Vragen en praktijkervaring In een eerste gespreksronde verkennen we de vragen die hier een rol spelen. * Waarom ‘ambulantiseren’ we eigenlijk? * Is er nog steeds reden om mensen buiten het instituut te plaatsen, want voorheen deden we dat omdat het hierbinnen niet echt ‘thuiselijk’ was? * Hoe kan de ene burger de (afwijkende) andere burger verdragen?
Vervolgens dragen de deelnemers eigen ervaringen aan, waarvan we er één nader onderzoeken:
Onlangs meldde een ons bekende patiënte zich aan voor een (weder)opname. Ze wilde zorg en steun, maar geen therapie. Dat is echter voor ons niet acceptabel. Wij zijn er voor behandeling (van complexe gevallen). Steun en zorg wordt haar door een breed sociaal team geboden. De vrouw laat het hier echter niet bij. Zij protesteert via allerlei kanalen tegen dit besluit. Onder andere via het Veiligheidshuis komen er klachten over haar bij ons binnen. En dan belt de huisarts: “Hoe haal je het in je hoofd haar te weigeren? Als er iets gebeurt ben jij verantwoordelijk. Ik schakel een advocaat in.”
Wat staat je op zo’n moment te doen? Wat is wijs en rechtvaardig? Daarover ontspon zich een levendig gesprek. Er leven gevoelens van onmacht. Er is een handelingsverlegenheid bij de verschillende betrokken partijen. Die lijken een hete aardappel heen en weer te schuiven. Een tikkende tijdbom. Het is niet eenvoudig om meerdere heren tegelijkertijd te bedienen.

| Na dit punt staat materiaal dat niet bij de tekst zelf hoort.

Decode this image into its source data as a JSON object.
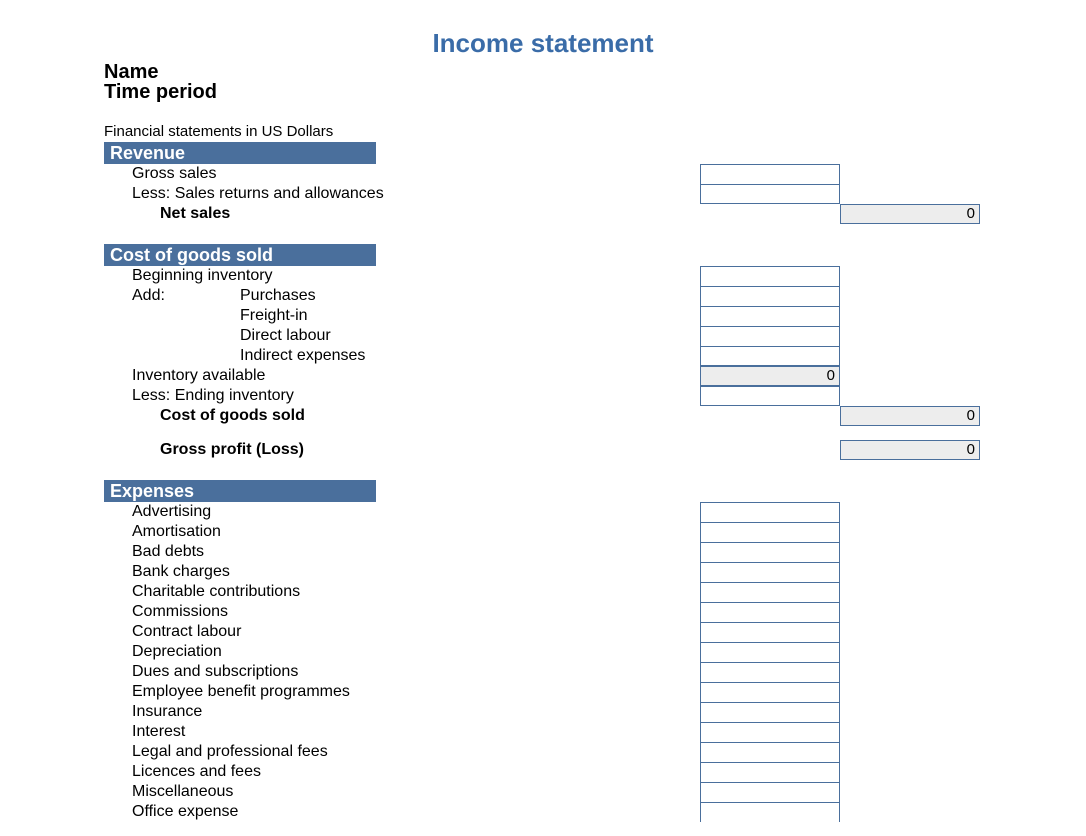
{
  "title": "Income statement",
  "title_color": "#3a6ca8",
  "text_color": "#000000",
  "section_bar_bg": "#4a6f9c",
  "section_bar_fg": "#ffffff",
  "cell_border_color": "#4a6f9c",
  "calc_bg": "#ededed",
  "header": {
    "name_label": "Name",
    "period_label": "Time period"
  },
  "currency_note": "Financial statements in US Dollars",
  "revenue": {
    "section": "Revenue",
    "gross_sales": "Gross sales",
    "less_returns": "Less: Sales returns and allowances",
    "net_sales": "Net sales",
    "gross_sales_value": "",
    "less_returns_value": "",
    "net_sales_value": "0"
  },
  "cogs": {
    "section": "Cost of goods sold",
    "beginning_inventory": "Beginning inventory",
    "add": "Add:",
    "purchases": "Purchases",
    "freight_in": "Freight-in",
    "direct_labour": "Direct labour",
    "indirect_expenses": "Indirect expenses",
    "inventory_available": "Inventory available",
    "less_ending_inventory": "Less: Ending inventory",
    "cost_of_goods_sold": "Cost of goods sold",
    "gross_profit": "Gross profit (Loss)",
    "beginning_inventory_value": "",
    "purchases_value": "",
    "freight_in_value": "",
    "direct_labour_value": "",
    "indirect_expenses_value": "",
    "inventory_available_value": "0",
    "less_ending_inventory_value": "",
    "cost_of_goods_sold_value": "0",
    "gross_profit_value": "0"
  },
  "expenses": {
    "section": "Expenses",
    "items": [
      "Advertising",
      "Amortisation",
      "Bad debts",
      "Bank charges",
      "Charitable contributions",
      "Commissions",
      "Contract labour",
      "Depreciation",
      "Dues and subscriptions",
      "Employee benefit programmes",
      "Insurance",
      "Interest",
      "Legal and professional fees",
      "Licences and fees",
      "Miscellaneous",
      "Office expense"
    ],
    "values": [
      "",
      "",
      "",
      "",
      "",
      "",
      "",
      "",
      "",
      "",
      "",
      "",
      "",
      "",
      "",
      ""
    ]
  }
}
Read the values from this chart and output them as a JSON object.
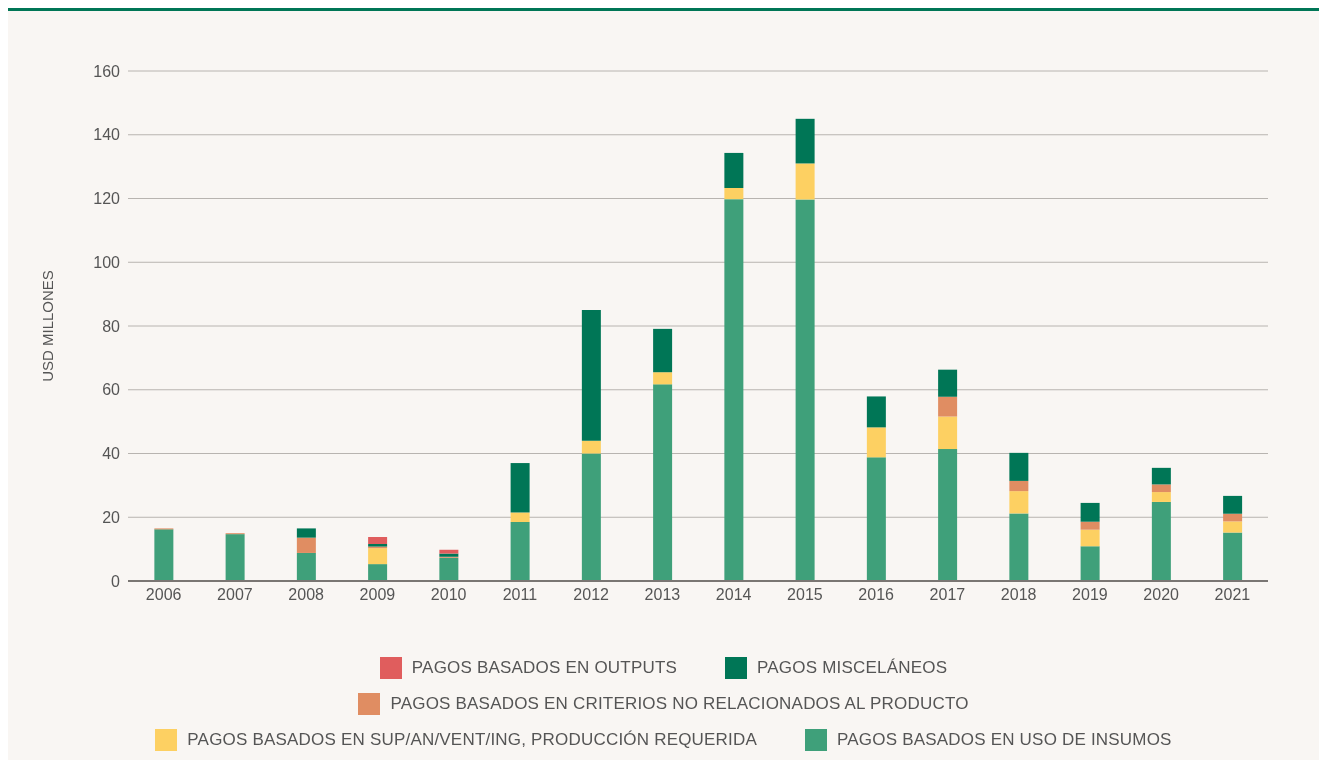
{
  "chart_data": {
    "type": "bar",
    "stacked": true,
    "ylabel": "USD MILLONES",
    "categories": [
      "2006",
      "2007",
      "2008",
      "2009",
      "2010",
      "2011",
      "2012",
      "2013",
      "2014",
      "2015",
      "2016",
      "2017",
      "2018",
      "2019",
      "2020",
      "2021"
    ],
    "series": [
      {
        "name": "PAGOS BASADOS EN USO DE INSUMOS",
        "color": "#3fa07a",
        "values": [
          16.2,
          14.7,
          8.8,
          5.3,
          7.3,
          18.5,
          40,
          61.7,
          119.8,
          119.7,
          38.8,
          41.4,
          21.2,
          10.9,
          24.8,
          15.2
        ]
      },
      {
        "name": "PAGOS BASADOS EN SUP/AN/VENT/ING, PRODUCCIÓN REQUERIDA",
        "color": "#fdd062",
        "values": [
          null,
          null,
          null,
          5,
          null,
          3,
          4,
          3.8,
          3.5,
          11.3,
          9.4,
          10.2,
          7,
          5.2,
          3.1,
          3.5
        ]
      },
      {
        "name": "PAGOS BASADOS EN CRITERIOS NO RELACIONADOS AL PRODUCTO",
        "color": "#e08d62",
        "values": [
          0.3,
          0.3,
          4.8,
          0.5,
          0.3,
          null,
          null,
          null,
          null,
          null,
          null,
          6.2,
          3.2,
          2.5,
          2.4,
          2.4
        ]
      },
      {
        "name": "PAGOS MISCELÁNEOS",
        "color": "#007656",
        "values": [
          null,
          null,
          2.9,
          0.8,
          1,
          15.5,
          41,
          13.6,
          11,
          14,
          9.7,
          8.5,
          8.8,
          5.9,
          5.2,
          5.6
        ]
      },
      {
        "name": "PAGOS BASADOS EN OUTPUTS",
        "color": "#e05d5d",
        "values": [
          null,
          null,
          null,
          2.2,
          1.2,
          null,
          null,
          null,
          null,
          null,
          null,
          null,
          null,
          null,
          null,
          null
        ]
      }
    ],
    "ylim": [
      0,
      160
    ],
    "yticks": [
      0,
      20,
      40,
      60,
      80,
      100,
      120,
      140,
      160
    ],
    "grid": "y",
    "legend": "bottom"
  }
}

Dan treedt er een spiegeleffect op in het gesprek. Dit knelpunt (die gevoelens van onmacht en handelingsverlegenheid ) heeft alles te maken met hun vak! Waar de ziel, onze psyche, in de knel raakt, is er altijd sprake van onmacht, handelingsverlegenheid en verdeeldheid. Dus de kern van de problematiek is niet ambulantisering, maar de het hanteerbaar maken van het onvolkomene in ons mensenbestaan.

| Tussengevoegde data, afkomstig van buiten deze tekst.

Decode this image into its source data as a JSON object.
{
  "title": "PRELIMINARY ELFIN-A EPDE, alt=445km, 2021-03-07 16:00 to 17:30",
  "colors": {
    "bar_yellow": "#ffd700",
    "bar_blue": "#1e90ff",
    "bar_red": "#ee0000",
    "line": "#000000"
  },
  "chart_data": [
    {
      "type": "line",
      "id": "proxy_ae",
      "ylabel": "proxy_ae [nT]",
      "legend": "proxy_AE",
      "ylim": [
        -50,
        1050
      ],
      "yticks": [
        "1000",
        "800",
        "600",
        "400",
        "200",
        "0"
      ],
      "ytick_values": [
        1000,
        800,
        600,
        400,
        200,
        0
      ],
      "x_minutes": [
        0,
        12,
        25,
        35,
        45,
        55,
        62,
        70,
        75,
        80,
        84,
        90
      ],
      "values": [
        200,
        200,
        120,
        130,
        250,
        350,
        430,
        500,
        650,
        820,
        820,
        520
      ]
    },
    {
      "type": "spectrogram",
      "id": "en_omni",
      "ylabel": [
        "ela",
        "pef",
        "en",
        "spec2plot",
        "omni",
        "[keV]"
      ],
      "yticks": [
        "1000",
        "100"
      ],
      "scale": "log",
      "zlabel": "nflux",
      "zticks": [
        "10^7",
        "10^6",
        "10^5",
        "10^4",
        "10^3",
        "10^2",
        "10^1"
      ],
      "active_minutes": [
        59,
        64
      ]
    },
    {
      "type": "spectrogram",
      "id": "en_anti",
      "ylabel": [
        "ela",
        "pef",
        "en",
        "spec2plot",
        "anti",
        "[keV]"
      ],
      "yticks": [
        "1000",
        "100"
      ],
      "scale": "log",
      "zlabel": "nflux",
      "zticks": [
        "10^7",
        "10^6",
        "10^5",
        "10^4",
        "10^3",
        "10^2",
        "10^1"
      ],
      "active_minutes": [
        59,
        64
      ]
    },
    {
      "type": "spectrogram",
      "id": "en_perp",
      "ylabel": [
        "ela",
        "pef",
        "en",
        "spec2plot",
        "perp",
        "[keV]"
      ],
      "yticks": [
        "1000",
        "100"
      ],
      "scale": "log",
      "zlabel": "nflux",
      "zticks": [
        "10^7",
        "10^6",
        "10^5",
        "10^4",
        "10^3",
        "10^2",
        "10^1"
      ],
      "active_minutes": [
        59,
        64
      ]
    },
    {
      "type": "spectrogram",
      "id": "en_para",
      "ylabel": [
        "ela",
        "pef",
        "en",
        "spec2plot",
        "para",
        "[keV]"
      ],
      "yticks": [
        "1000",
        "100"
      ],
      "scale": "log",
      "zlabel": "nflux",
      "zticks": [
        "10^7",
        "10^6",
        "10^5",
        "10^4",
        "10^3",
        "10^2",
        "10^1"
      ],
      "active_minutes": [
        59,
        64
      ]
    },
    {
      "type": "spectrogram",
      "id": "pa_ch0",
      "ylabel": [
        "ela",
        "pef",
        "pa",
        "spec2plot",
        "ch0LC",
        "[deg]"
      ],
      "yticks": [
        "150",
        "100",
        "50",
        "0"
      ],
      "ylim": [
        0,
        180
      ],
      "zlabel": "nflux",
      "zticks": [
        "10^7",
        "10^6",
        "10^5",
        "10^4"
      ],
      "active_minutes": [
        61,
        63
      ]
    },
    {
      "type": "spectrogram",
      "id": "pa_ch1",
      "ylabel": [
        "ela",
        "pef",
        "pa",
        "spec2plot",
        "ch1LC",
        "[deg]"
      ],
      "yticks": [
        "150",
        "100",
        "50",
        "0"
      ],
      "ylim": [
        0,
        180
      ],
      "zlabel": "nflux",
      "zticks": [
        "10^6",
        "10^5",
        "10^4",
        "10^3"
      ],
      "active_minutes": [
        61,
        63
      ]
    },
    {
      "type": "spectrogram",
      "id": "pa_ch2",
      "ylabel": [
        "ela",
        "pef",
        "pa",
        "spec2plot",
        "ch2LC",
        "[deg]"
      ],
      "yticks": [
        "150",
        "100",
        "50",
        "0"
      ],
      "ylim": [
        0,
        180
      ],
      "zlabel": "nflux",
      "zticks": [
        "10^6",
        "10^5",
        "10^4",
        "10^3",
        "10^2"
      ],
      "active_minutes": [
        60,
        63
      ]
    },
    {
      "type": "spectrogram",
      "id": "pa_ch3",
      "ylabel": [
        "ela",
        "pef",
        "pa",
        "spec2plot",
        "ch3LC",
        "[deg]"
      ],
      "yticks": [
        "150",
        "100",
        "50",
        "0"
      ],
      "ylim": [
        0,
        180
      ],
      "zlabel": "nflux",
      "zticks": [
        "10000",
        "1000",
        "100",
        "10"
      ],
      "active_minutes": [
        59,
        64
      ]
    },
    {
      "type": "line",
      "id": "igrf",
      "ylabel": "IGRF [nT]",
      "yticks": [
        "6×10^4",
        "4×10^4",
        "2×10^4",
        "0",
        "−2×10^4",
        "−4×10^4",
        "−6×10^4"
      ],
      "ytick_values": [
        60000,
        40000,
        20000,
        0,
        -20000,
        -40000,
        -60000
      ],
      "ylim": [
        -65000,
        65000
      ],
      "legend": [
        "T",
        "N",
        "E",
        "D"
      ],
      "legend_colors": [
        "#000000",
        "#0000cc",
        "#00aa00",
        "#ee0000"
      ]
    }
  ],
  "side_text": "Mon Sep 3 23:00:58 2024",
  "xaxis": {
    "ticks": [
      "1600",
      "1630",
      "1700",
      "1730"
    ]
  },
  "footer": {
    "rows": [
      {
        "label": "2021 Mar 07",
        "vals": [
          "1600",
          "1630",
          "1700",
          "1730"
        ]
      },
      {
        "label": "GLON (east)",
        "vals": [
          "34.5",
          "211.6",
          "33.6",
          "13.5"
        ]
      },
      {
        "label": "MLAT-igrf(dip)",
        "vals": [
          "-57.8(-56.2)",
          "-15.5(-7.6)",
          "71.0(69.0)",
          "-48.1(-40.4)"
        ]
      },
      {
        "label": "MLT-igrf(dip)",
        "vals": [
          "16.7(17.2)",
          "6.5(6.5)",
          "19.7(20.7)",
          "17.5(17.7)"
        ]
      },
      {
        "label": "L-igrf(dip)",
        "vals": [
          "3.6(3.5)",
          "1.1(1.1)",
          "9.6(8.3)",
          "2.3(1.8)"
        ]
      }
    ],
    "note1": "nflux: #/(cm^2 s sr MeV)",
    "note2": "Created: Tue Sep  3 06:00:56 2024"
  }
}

Anders spreken, anders kijken Dit gesprek leidde niet tot ferme besluiten of nieuwe werkwijzen. Het leverde iets anders op. Enkele weken na afloop mailt de opdrachtgever dat er anders gesproken wordt over en gekeken wordt naar het vak. “Het gesprek verschuift van kissebissen over ambulantisering naar het nadenken over hoe wij de maatschappij kunnen helpen met haar handelingsverlegenheid over moeilijk gedrag en onoverzichtelijke problemen.”
En dat lijkt me heel herkenbaar, wanneer je kijkt naar de populariteit van Vlaamse psychiaters als Paul Verhaeghe en Dirk de Wachter met hun boeken over ‘normaliteit en afwijkingen’, over de ‘kunst van het ongelukkig zijn’. (Met dank aan Evan de Gelder voor zijn verslag.)